Languedoc und Roussillon stehen für die grosse Vielfalt südfranzösischer Weine

Lernen Sie die Weine des Languedoc-Roussillon kennen. Es ist sowohl das größte, als auch das vielfältigste Anbaugebiet Frankreichs.

Wie ein Rebenmeer erstreckt sich das Anbaugebiet Languedoc-Roussillon von den Costières de Nîmes am berühmten Pont du Gard bis nach Rivesaltes und Collioure direkt an der Grenze zu Spanien. Dazwischen liegen nicht nur berühmte Städte wie Montpellier, Narbonne, Sête oder Carcassonne, sondern auch rund 224.000 Hektar Weinberge.

Das macht den Sud de France zum grössten zusammenhängenden Weinanbaugebiet der Welt – und gleichzeitig zu einem der vielfältigsten; denn dort, im Languedoc und Roussillon, findet man nicht nur eine grosse Anzahl Rotweine vom Landwein bis zur Spitzenqualität, sondern ebenso unterschiedlichste Weissweine, Rosés und sogar Schaumweine. Mehr noch, die Schaumweine aus Limoux sind sogar die traditionsreichsten überhaupt.
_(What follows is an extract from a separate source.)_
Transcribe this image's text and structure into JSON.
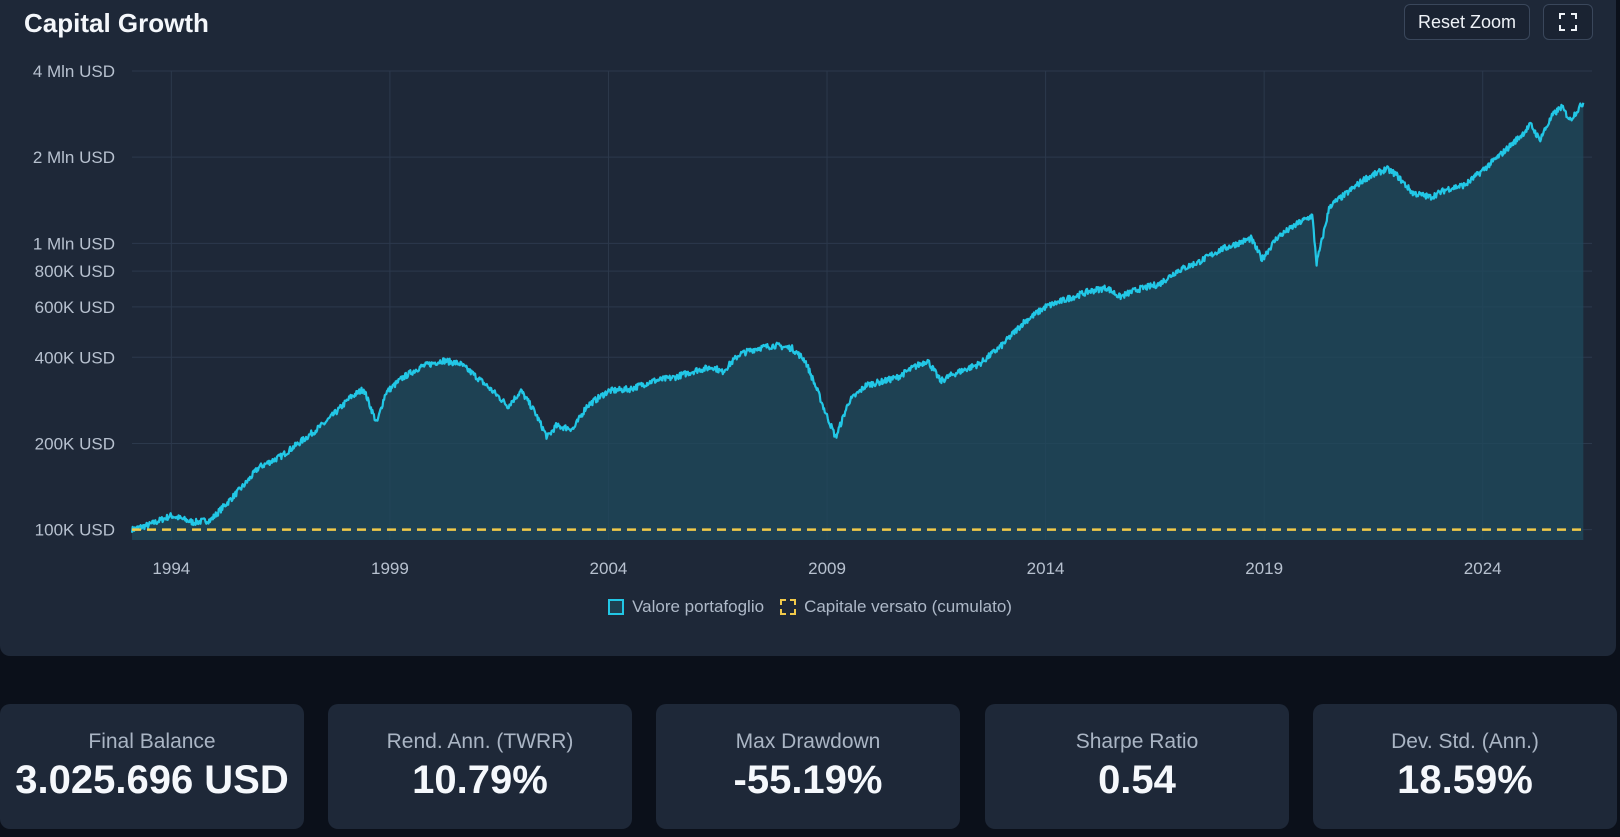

Und trotzdem steht ausser Frage, dass das Languedoc wie auch das Roussillon sich ihren Ruf vor allem mit Weinen aus roten Reben wie Syrah und Grenache, Cinsault, Carignan und Mourvèdre erworben haben.

Geschichte

Der Weinbau in dieser Region ist so traditionsreich wie sonst kaum irgendwo in Frankreich. Schon die Kelten sollen hier Weinbau betrieben haben, bevor die Griechen im 8. Jahrhundert v. Chr. kamen. Die Römer legten ihre ersten Weinberge im Jahr 125 v. Chr. an, und zwar in den heutigen Anbaugebieten Minervois und Corbières. Mit dem Niedergang des Römischen Reiches und dem Einfall der Sarazenen im 7. Jahrhundert verkümmerte der Weinbau zeitweise. Er wurde allerdings ab dem 9. Jahrhundert wiederbelebt durch Mönchsorden.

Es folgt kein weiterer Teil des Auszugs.